"And she?—this—this Rose or Mary—daughter of a tailor—how old was she when you married her?"

"In her second year, I think," he replied meekly. "I just remember quite vaguely that after the ceremony she was carried screaming and kicking out of the church. That was the last I saw of my wife from that day to this—"

"Bah!"

"My great-uncle, the late Lord Stowmaries, shipped my father, mother and myself off to Virginia soon after that. My father had been something of a wastrel all his life and a thorn in the flesh of the old miser. The second time that he was locked up in a debtor's prison, Lord Stowmaries paid up for him on the condition that he went off to Virginia at once with my mother and myself, and never showed his face in England again."
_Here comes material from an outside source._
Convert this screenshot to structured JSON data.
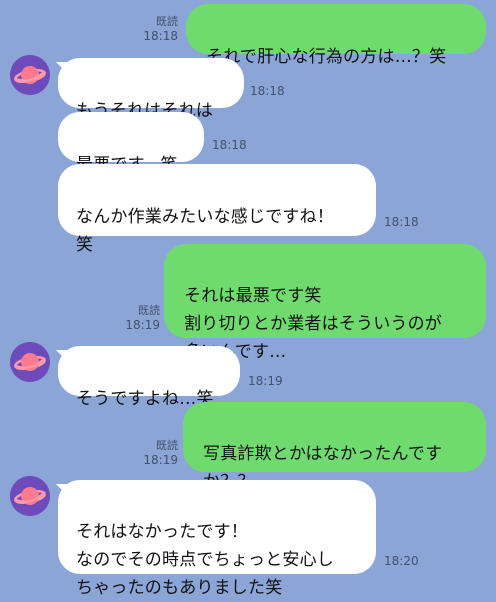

"Hm! I remember hearing something of this when you, my lord, came into your title. But these—these—tailor people—who were they?"

"Madame Legros was a distant connection of my mother's who, I suppose, married the tailor for the same reason that I—an unfortunate lad without a will of my own—was made to marry the tailor's daughter."

"She is rich—of course?"

"Legros, the tailor, owns millions, I believe, and Rose Marie is his only child. It was the first time that my poor father, Captain Kestyon, found himself actually in prison and unable to pay his debts. The Earl of Stowmaries—a wicked old miser, if ever there was one—refused to come to his rescue. My mother was practically penniless then; she had no one to whom she could turn for succour except the cousin over in Paris, who had always been kind to her, who was passing rich, burning with social ambition, and glad enough to have the high-born English lady beneath her bourgeois roof."

"And that same burning social ambition caused the worthy tailor to consent to a marriage between his baby daughter and the scion of one of the grandest families in England," commented Mistress Julia calmly. "It were all so simple—if only you had had the manhood to tell me all this ere now."

"I thought that miserable marriage forever forgotten."